March 21, 2021 at St. Peter the Apostle in Naples, FL
Jeremiah 31, 31-34 + Psalm 51+ Hebrews 5, 2-9 + John 12, 20-33
If you count yourself among those who want to see Jesus, I invite you to join me three nights this week and explore how Jesus is to be experienced through initiation into the Church and into the Body of Christ, how Jesus is to be experienced through the church in mission, and finally how Jesus can be experienced through healing and forgiveness just as he was experienced at the beginning of his mission.
Let’s get this Gospel set in place. The context is important. When this twelfth chapter begins, Jesus has already entered Jerusalem with that great crowd and their palm branches. On his way to Jerusalem, Jesus stopped in Bethany and raised Lazarus from the dead. In writing this Gospel, John leads us to believe that the crowds that met Jesus at the gate of Jerusalem were there because of this last great sign. The two verses before today’s reading say this: The crowd that had been with him when he called Lazarus out of the tomb and raised him from the dead bore witness. The reason why the crowd went to meet him was that they heard he had done this sign. The Pharisees then said to one another, “You see that you can do nothing; look, the world has gone after him.”
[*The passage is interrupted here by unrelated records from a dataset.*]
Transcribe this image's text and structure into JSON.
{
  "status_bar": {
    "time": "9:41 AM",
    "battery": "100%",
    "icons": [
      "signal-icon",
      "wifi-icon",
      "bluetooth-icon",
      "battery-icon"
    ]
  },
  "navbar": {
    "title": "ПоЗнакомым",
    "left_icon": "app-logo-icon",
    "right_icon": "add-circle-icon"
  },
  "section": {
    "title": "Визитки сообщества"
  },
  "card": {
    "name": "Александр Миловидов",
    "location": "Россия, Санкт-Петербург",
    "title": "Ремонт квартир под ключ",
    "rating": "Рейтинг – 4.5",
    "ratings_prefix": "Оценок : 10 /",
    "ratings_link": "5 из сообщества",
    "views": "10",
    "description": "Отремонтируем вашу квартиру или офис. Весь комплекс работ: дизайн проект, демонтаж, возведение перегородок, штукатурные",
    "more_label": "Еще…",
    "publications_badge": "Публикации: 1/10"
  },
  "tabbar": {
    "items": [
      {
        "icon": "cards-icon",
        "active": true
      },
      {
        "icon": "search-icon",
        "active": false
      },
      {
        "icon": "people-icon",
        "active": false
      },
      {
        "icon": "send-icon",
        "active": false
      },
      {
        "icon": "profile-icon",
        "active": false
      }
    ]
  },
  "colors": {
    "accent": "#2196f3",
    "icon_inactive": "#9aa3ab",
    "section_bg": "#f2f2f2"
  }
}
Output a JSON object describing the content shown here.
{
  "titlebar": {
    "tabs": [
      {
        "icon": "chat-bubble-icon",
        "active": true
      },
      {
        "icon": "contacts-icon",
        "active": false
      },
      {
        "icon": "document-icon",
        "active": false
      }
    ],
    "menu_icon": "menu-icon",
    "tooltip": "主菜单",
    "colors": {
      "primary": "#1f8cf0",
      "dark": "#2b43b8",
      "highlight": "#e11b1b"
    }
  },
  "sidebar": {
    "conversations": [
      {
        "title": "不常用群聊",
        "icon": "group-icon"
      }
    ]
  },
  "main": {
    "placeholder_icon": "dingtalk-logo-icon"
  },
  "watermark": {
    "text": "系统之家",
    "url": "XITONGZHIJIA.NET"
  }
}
With that, we have these Greeks coming up to Philip asking to see Jesus. We must pay attention to what happens. Philip goes to Andrew and then Andrew and Philip went to Jesus. What we have here is John’s suggestion that access to Jesus is through the apostles, and introducing these Greeks and their desire to see Jesus sets the stage for the universalism that will be the world mission of the church. And so, Jesus says: “This is the hour.” The drawing of all persons to Jesus now begins. As he predicted, the other sheep not of his fold are beginning to come. But, we never know if that day the Greeks got to see Jesus. They simply fade away in the narrative because it is not clear that seeing Jesus is the same as believing Jesus, and Jesus has already expressed his frustration over people coming to watch him and not make the last step to believe in him which is going to involve dying to self and rising to new life.
So, rather than just say: “Come on in”, Jesus launches into a powerful and faith challenging discourse on his death which might put some of the spectators off if they are not ready or willing to go deeper.
There is something in all of us a little bit like the Greeks. We want to see Jesus. In fact, a lot of people, more than us, would like to see Jesus. Some just for the spectacle, the signs and wonders. Some would like to see Jesus because they want to believe and experience the salvation he offers and the new life he has promised. If you count yourself among those who want to see Jesus, I am here to suggest that it’s possible, but like those Greeks, you’re going to have to go through the apostles. In this case, the apostolic church. The way to see Jesus for us today is through the church and her sacraments. These are what he left us. These are the tools the church has at hand to lead us all to see and to believe that Jesus is among us.
For three nights this week, I have been invited to explore the Sacraments of the Church with you as we move into the final days of this Lent. Our annual parish mission begins on Monday evening at 6:00pm here in the church. Monday I shall speak about the Sacraments of Initiation: Baptism, Confirmation, Holy Communion. Tuesday night I will speak about the Sacraments of Service: Holy Orders and Holy Matrimony. Wednesday night I will speak about the Sacraments of Healing: Anointing of the Sick and Reconciliation.